Well, now they are still alive – for the time being.
Spence lost a decision to India’s Krishan Vikas in the Round of 16, and it wasn’t the prettiest fight of all time. Vikas clutched and grabbed a lot, and despite not seeming to put a lot of offense together, scored some points in the second round. He did a lot of covering up as well. Nonetheless that appeared to provide the formula for victory. In the end, it was 13-11 in favor of Vikas.
Except it was not really the end.
USA Boxing, staring a goose egg in the face for the first time ever at the Games, had to salvage something, so it sprung into action. They filed an appeal even as Spence was at a press conference being as gracious as possible about his devastating defeat.
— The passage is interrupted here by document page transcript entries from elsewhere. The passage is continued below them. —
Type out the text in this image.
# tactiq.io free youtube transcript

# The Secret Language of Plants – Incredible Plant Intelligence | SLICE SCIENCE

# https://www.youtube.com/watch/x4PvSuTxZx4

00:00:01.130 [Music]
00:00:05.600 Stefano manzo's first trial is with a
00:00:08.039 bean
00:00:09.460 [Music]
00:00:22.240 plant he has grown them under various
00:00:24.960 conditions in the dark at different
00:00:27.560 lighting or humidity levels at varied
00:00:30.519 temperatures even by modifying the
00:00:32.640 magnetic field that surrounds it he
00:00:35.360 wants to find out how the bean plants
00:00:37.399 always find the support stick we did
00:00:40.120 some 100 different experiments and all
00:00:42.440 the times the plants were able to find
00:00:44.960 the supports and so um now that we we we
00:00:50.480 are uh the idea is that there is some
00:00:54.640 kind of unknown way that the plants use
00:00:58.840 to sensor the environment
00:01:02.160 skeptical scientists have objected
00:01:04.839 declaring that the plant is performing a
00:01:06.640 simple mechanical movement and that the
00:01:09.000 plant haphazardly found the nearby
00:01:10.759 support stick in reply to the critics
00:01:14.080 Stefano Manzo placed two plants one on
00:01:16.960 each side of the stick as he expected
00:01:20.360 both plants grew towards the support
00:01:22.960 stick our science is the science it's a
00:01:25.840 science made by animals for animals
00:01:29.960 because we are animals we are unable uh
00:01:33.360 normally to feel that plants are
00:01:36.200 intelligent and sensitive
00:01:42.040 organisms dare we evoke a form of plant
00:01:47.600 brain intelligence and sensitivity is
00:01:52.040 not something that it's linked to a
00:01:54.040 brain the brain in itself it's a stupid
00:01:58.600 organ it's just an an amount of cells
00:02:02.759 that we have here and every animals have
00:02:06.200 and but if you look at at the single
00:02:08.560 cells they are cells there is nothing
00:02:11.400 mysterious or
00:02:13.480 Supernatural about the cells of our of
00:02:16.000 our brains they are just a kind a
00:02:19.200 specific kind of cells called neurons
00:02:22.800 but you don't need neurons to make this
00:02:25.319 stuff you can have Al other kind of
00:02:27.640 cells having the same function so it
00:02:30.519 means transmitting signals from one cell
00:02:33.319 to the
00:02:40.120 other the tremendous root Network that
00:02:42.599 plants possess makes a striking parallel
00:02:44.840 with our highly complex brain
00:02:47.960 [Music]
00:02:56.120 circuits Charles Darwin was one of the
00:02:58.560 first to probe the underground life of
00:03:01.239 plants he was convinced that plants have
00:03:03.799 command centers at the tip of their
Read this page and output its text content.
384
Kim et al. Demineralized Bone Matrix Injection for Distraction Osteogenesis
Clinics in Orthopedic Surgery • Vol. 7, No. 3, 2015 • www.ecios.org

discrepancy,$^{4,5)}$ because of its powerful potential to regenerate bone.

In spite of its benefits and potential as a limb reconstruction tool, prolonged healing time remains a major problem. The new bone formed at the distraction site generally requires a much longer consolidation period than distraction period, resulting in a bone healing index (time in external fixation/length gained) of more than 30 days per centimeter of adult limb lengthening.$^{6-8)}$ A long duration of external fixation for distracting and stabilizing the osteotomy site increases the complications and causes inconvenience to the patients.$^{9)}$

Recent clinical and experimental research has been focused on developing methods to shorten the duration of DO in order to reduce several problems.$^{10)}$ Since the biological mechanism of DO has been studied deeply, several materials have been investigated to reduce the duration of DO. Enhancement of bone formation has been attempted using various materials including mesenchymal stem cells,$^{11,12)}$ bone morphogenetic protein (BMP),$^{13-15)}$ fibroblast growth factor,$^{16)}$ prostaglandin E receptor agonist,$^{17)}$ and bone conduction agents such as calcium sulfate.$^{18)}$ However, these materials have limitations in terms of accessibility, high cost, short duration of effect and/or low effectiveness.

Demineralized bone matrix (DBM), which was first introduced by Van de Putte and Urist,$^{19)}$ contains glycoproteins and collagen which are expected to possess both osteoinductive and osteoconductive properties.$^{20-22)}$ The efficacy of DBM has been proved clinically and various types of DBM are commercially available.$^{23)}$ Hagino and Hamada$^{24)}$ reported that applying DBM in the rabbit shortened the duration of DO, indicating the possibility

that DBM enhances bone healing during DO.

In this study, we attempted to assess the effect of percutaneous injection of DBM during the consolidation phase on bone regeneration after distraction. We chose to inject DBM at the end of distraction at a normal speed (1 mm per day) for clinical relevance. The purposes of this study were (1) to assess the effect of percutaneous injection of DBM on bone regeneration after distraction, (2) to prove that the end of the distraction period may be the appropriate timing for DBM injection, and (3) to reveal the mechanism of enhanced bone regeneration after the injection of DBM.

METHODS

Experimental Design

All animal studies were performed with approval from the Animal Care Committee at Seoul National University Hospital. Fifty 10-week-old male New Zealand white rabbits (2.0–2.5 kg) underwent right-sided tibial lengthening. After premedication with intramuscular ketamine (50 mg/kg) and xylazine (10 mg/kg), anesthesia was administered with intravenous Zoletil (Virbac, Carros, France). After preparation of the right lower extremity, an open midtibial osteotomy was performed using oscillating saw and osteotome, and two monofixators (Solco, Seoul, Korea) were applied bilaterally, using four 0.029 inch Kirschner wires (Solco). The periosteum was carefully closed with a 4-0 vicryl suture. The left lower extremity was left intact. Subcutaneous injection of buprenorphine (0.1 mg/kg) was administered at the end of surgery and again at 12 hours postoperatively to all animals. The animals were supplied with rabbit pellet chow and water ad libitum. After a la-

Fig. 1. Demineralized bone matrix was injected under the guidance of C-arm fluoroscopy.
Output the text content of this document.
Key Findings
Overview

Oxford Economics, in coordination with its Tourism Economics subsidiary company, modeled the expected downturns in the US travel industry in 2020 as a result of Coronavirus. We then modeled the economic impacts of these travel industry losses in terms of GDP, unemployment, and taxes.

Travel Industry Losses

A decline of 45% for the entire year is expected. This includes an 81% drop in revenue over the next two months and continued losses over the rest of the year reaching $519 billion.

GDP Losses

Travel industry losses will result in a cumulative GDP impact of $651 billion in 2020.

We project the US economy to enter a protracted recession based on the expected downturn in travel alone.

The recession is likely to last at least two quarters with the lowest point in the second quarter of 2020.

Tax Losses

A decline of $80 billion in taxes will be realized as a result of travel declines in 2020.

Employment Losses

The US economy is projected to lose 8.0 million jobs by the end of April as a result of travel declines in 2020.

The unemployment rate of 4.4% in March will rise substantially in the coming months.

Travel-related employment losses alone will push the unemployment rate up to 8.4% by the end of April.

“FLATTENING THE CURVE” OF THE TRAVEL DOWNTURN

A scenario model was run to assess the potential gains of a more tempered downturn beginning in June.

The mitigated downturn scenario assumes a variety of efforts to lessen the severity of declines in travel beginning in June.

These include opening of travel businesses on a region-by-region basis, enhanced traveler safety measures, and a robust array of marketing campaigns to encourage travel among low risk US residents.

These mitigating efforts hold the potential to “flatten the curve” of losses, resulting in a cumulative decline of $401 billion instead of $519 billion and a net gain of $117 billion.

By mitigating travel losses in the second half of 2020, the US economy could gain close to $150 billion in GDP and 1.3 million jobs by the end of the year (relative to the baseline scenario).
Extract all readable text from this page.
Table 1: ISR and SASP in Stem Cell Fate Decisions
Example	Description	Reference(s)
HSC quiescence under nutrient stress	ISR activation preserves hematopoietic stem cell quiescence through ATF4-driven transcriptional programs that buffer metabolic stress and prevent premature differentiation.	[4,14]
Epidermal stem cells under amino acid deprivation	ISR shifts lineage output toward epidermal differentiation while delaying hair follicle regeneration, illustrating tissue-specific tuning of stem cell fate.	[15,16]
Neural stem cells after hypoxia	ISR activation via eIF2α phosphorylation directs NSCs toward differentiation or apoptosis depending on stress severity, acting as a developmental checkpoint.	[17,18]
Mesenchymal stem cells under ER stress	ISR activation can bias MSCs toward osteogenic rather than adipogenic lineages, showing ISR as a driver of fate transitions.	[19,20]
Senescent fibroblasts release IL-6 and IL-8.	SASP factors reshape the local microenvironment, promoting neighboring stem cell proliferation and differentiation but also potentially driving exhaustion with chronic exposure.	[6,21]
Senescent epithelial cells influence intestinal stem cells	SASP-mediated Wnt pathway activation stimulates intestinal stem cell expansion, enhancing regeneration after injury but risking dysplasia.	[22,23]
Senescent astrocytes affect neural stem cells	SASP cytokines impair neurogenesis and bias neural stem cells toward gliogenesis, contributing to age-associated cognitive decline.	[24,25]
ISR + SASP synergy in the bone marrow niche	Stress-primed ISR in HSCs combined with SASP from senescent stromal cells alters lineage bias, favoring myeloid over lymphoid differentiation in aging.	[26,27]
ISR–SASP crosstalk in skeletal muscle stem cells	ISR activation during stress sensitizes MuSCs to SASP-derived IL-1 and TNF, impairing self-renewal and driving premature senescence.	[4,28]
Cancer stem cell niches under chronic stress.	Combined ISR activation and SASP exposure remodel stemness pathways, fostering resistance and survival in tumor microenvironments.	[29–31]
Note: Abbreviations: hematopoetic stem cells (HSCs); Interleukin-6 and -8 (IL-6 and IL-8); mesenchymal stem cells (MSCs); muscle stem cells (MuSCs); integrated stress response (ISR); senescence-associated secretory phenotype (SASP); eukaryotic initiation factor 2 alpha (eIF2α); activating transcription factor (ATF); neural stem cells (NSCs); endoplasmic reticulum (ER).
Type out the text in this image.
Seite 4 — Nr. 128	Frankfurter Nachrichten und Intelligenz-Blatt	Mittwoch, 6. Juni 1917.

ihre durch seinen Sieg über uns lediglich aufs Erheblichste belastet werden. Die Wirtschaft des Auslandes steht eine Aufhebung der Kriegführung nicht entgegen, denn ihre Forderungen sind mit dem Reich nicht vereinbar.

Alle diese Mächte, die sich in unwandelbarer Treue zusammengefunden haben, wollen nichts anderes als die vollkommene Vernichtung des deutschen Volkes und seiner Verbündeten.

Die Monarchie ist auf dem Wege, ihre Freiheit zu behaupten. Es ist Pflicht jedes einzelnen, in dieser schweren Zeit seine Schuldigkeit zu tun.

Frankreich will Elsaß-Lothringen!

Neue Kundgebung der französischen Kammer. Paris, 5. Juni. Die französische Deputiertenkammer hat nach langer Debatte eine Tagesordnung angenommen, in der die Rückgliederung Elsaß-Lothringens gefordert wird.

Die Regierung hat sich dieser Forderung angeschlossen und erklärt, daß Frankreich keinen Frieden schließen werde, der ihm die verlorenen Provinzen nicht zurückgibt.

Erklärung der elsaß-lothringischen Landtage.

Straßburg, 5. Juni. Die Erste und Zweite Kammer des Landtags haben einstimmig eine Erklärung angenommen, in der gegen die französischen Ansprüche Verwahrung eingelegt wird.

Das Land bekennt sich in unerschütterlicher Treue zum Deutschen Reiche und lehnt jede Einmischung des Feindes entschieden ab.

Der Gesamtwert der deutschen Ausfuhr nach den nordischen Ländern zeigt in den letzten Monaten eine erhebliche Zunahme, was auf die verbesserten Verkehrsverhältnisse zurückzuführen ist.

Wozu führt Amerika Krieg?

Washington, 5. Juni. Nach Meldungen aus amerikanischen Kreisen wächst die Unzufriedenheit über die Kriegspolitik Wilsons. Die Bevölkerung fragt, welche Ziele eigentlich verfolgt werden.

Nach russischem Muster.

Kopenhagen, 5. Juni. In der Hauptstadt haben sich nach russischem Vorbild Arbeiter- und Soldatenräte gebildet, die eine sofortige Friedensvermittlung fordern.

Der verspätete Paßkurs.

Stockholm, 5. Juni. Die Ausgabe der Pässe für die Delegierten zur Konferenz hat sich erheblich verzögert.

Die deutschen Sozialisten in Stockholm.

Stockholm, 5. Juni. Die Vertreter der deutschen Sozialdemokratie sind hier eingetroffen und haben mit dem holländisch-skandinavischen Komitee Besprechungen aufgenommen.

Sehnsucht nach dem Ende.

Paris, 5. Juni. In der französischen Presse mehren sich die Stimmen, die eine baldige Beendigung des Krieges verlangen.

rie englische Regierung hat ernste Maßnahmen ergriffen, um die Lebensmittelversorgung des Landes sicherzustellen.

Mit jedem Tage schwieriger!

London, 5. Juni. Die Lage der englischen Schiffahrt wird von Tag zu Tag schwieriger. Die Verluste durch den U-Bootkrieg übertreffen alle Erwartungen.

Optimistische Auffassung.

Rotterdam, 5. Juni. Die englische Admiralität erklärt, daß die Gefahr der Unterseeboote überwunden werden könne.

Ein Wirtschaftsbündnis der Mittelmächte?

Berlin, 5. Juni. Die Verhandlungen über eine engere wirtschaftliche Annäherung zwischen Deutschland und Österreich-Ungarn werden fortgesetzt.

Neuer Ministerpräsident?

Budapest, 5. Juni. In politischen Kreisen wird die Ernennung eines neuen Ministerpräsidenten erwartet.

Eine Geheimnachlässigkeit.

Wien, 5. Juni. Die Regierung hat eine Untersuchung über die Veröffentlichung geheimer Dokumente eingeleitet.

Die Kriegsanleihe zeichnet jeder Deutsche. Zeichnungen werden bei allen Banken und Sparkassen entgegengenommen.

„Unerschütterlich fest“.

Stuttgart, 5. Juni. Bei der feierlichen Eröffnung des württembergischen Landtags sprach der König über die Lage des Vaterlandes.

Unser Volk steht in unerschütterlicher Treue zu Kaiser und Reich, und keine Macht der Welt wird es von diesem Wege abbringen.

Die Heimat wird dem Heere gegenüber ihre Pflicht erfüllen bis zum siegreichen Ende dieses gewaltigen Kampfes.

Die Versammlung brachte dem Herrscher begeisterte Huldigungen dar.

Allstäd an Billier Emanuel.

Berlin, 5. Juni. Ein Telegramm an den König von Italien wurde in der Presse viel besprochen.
Part of the protest was that there was a lot of fouling committed on the part of Vikas, which should have been cited by the referee, and that he committed an out-and-out violation in the second round when he obviously spit out his mouthpiece on purpose, reacting to an awful lot of pressure Spence was putting on him. .
This process kind of works like the Supreme Court here in the U.S., in that a protest in not automatically heard; rather, there has to be a determination as to whether the protest is indeed worth hearing. After that, the hearing is actually held.
The determination of the Competition Jury was as follows:
– There were a total of nine (9) holding fouls committed by the Indian boxer in the third round alone. However the Referee only gave one caution;
– In the second round, at the time 02:38, the boxer from India spitted out his gumshield intentionally. However the Referee didn’t give any warning
– Decision #1: Based on the AIBA Technical & Competition Rules 12.1.9, the Referee should have given at least two (2) warnings to the Indian boxer;
– Decision #2: Although the boxer from India intentionally spitted out his gumshield, the Referee’s view was blocked by the boxer from the USA and was not able to see the action;
– Final Decision: Based on Decision #1, at least four (4) points should have been awarded to the boxer from the USA. Therefore the final score should be 13-15 in favour of the USA. The protest is accepted and the winner of Bout #142 is Errol Spence (USA).
….and there’s a referee who, frankly, has a lot of explaining to do.
So the lone U.S. representative remaining will continue to compete, although the mood around the program is down considerably.
According to Basheer Abdullah, coach for the U.S. team, “We got to question the integrity of our sport sometime.” Sure, there’s some validity to that, but one should perhaps not expect much better from amateur boxing, which in many ways is more tainted than the pros.
The next bout for Spence is a Tuesday date against Russia’s Andrey Zamkovoy. The United States will be living and breathing in Olympic boxing, at least until then.